Jada Pinkett Smith ve Will Smith evliliklerindeki sorunları Facebook’un kendilerine verdiği cömert bütçeyle yayınladıkları talk-show’larında açık açık tartışıp duruyorlar, hatta Pinkett Smith kocasının yüzüne karşı başka bir erkekle ilişki yaşadığını itiraf etti. Saç dökülme esprisine bozulacak tipler mi bunlar?

Chris Rock’ın esprisinin iyi ya da kötü olup olmaması da önemli değil; ne olursa olsun o salonda oturmanın bir adabı var. Kadın bozularak, adam da kamuoyu gözünde onu yıllardır küçük düşüren, erkeklik egosunu yerle bir eden binlerce espriye maruz bırakan kadını etkilemek için kendince maço bir şov yaptı. Bu hesaplar saniyelik yapılıyor; Jada Pinkett Smith’in gözlerini yuvarlayıp kocasına gaz vermesiyle buradan bir kahramanlık masalı çıkartacaklarını ve gündeme geleceklerini hesapladılar.

Madem Türkiye’de bu konuyu askeri ve siyasi uzmanlar tartışıyor, o zaman onların tabirini ödünç alarak “zamanlamaya dikkat” diyeyim. Çünkü bu zamanlama Jada Pinkett Smith’in etrafında toplanan, onu savunan feministlerin ruh halini açıklıyor.

SİYAH KADINA MUAMELE

Oscar töreninden önce ABD siyasetinde gündem Anayasa Mahkemesi’ne atanması beklenen ilk kadın yargıç olacak Ketanji Brown Jackson’ın Senato’daki oturumuydu. Mahkeme’nin mevcut üyelerinden çok daha kıdemli olan yargıcın karşısına geçen bir sürü beyaz erkek ona ırkçı, kadın düşmanı, küçültücü sorular sordu. Zaman zaman sözünü kestiler, yanıtlarını dinlemediler, hakaret ettiler. Tek sebebi Ketanji Brown Jackson’ın Mahkeme’ye atanacak ilk siyah kadın olmasıydı. Trump’ın aday gösterdiği kadın ve erkek yargıçlar hiç böyle bir muameleye maruz kalmadı. Ama siyah yargıç siyah olmanın bedelini ödedi.

Bu oturumlar 90’ların başında cinsel taciz ifadesini kullanıma sokan bir başka kıdemli kadın Anita Hill’i hatırlattı. O dönem Anayasa Mahkemesi’ne atanması beklenen Clarence Thomas’ın kendisini taciz ettiğini söyleyen Hill beyaz erkek senatörlerin karşısına çıktı, dönemin senatörü Joe Biden’ın bütün beceriksizliğiyle utanç verici bir şekilde yönettiği oturumda küçük düşürülmeye çalışıldı. Zaten siyah kadınların başarıları, kıdemleri, tarihteki rolleri hep küçültülmeye, hafifletilmeye ya da görmezden gelmeye çalışıldı. Ya da karikatürize edildiler.

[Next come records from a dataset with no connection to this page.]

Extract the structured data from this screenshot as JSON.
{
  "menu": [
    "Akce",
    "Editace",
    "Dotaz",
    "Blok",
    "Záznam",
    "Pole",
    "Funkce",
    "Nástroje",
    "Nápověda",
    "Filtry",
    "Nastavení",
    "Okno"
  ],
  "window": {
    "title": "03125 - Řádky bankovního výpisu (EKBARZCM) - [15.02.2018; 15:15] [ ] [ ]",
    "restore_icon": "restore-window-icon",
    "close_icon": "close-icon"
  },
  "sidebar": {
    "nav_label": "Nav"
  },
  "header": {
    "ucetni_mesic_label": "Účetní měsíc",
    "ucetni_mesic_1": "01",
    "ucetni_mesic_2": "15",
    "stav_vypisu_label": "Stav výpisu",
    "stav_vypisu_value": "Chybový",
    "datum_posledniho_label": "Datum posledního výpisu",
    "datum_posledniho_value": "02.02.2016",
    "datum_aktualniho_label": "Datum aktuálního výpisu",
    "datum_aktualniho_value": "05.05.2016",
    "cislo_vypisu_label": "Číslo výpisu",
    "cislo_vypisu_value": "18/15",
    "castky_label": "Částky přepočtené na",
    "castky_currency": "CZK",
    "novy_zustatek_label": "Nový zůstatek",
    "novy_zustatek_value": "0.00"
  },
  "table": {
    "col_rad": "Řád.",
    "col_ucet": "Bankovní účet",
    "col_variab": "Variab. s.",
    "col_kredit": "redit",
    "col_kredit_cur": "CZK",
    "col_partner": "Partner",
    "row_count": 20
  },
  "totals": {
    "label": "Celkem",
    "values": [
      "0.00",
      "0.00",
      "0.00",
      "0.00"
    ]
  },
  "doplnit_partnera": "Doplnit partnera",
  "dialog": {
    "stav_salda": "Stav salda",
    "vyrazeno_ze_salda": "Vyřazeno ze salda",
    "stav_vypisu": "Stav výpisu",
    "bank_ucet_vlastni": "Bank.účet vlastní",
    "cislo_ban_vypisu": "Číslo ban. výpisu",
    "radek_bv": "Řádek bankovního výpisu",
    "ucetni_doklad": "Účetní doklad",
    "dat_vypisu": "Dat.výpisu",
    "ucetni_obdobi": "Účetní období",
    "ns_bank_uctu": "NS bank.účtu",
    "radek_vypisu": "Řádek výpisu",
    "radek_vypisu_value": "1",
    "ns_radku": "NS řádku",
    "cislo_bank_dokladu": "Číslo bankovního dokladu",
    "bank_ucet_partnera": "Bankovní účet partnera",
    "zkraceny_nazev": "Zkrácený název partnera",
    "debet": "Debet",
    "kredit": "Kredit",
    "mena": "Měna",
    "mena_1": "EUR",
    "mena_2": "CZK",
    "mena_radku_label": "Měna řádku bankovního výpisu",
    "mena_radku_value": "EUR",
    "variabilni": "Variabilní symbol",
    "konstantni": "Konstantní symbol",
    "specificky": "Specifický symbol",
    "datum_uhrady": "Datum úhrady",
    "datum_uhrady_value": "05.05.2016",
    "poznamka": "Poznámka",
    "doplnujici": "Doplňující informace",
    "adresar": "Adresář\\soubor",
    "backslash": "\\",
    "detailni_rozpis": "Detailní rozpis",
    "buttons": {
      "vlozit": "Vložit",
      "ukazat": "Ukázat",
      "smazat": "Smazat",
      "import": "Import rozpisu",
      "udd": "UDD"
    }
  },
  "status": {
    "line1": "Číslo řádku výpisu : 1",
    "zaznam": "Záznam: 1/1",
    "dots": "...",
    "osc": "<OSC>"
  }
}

Anita Hill de Ketanji Brown Jackson da herhangi bir erkeğin beşinci sorudan sonra sigortalarının atacağı bu oturumlarda serin kanlılıklarını korudu, duruşlarını bozmadı, saldırıları göğüsledi. Kızsalar, sinileri boşalsa “öfkeli siyah kadın” stereotipine uyacaklardı.

Geçen hafta Ketanji Brown Jackson’ı aday gösteren Biden’ın partisinden senatörler bile ırkçı saldırılar karşısında doğru düzgün savunamadı. Sadece tek bir senatör, Cory Booker, çok duygusal bir konuşma yaptı ve yargıca yalnız olmadığını hatırlattı. Bu aslında Will Smith’e de ders olabilirdi, ama herkesin yoğurt yemesi farklı. Bazıları Will Smith gibi yüzüne gözüne bulaştırıyor ama buna rağmen onu savunan kadılar çıkıyorsa bir nedeni var, altı boş değil.